Garey’s mother, Nadine Campbell, was with her daughter when the young woman was attacked and stabbed shortly after their visit to the police to report a threat against Garey’s life. Miss Campbell told the North Coast Times that police could have done more and that as the girl lay bleeding, onlookers could have come to her aid rather than to be taking pictures and recording videos with their phones.

Ms Campbell recollected that she and her daughter went to the Ocho Rios police station and reported the threat, made that morning, against Garey’s life.

She said the police claimed that they could not do anything about it.

“Mi say to the police ‘unuh a go let out the boy (Ryan Edwards) and him admit it before dem enuh and dem say yes… Him admit to dem him threaten fi kill her and him say if him did want kill her, him would, because him see her the Wednesday morning,” she explained.

Ms Campbell said that Edwards later was allowed to leave the station. It is after that, following words with her (Campbell) that Garey was stabbed.

She said when she realized her daughter had been stabbed twice, once in the region of the chest, she started screaming for help.“ These people are so stupid and all them do is in this social media. What fun can it be to watch someone die,” an angry Ms Campbell vented.

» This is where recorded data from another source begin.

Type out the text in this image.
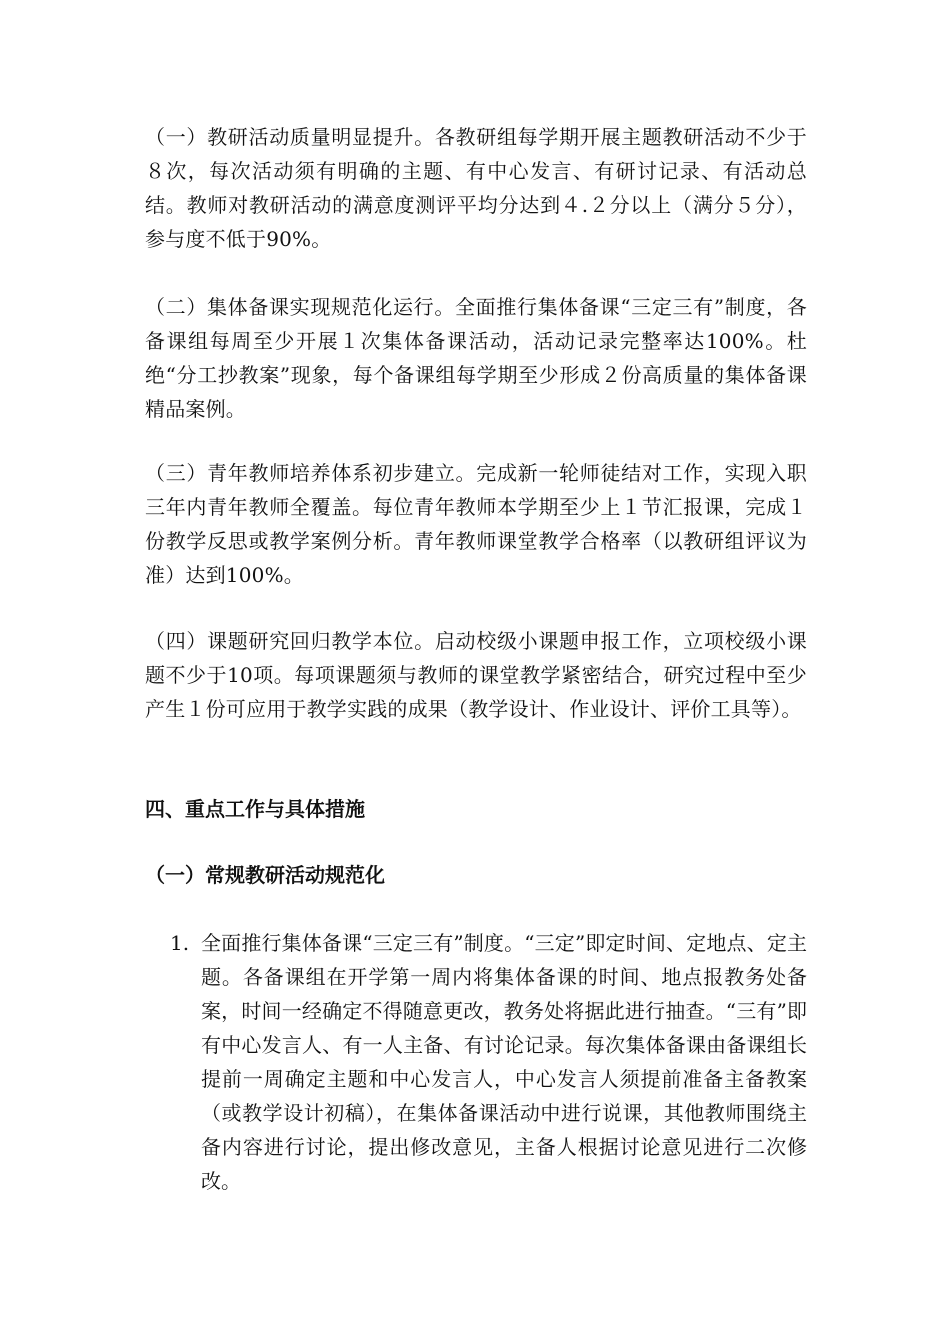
（一）教研活动质量明显提升。各教研组每学期开展主题教研活动不少于８次，每次活动须有明确的主题、有中心发言、有研讨记录、有活动总结。教师对教研活动的满意度测评平均分达到４.２分以上（满分５分），参与度不低于90%。

（二）集体备课实现规范化运行。全面推行集体备课“三定三有”制度，各备课组每周至少开展１次集体备课活动，活动记录完整率达100%。杜绝“分工抄教案”现象，每个备课组每学期至少形成２份高质量的集体备课精品案例。

（三）青年教师培养体系初步建立。完成新一轮师徒结对工作，实现入职三年内青年教师全覆盖。每位青年教师本学期至少上１节汇报课，完成１份教学反思或教学案例分析。青年教师课堂教学合格率（以教研组评议为准）达到100%。

（四）课题研究回归教学本位。启动校级小课题申报工作，立项校级小课题不少于10项。每项课题须与教师的课堂教学紧密结合，研究过程中至少产生１份可应用于教学实践的成果（教学设计、作业设计、评价工具等）。

四、重点工作与具体措施
（一）常规教研活动规范化
1. 全面推行集体备课“三定三有”制度。“三定”即定时间、定地点、定主题。各备课组在开学第一周内将集体备课的时间、地点报教务处备案，时间一经确定不得随意更改，教务处将据此进行抽查。“三有”即有中心发言人、有一人主备、有讨论记录。每次集体备课由备课组长提前一周确定主题和中心发言人，中心发言人须提前准备主备教案（或教学设计初稿），在集体备课活动中进行说课，其他教师围绕主备内容进行讨论，提出修改意见，主备人根据讨论意见进行二次修改。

She said that most of the people gathered had armed themselves with their cell phones and videoed her daughter, with their main concern being if she was dead. She believes that if her daughter was assisted to the hospital immediately there may have been hope.

Ms Campbell and her daughter were transported to hospital at St Ann’s Bay in the back of a police service vehicle. The ride she said was very uncomfortable as she had to keep a wash cloth (rag) on the chest wound as her daughter battled for life.

“When she reach the hospital, she wasn’t dead. Maybe if she did reach little faster… Mi watch mi baby a gasp fi her last breath… Mi can’t eat. Mi can’t sleep or be happy, because every time mi see mi baby a gap fi her last breath,” Ms Campbell sadly recounted, Saturday.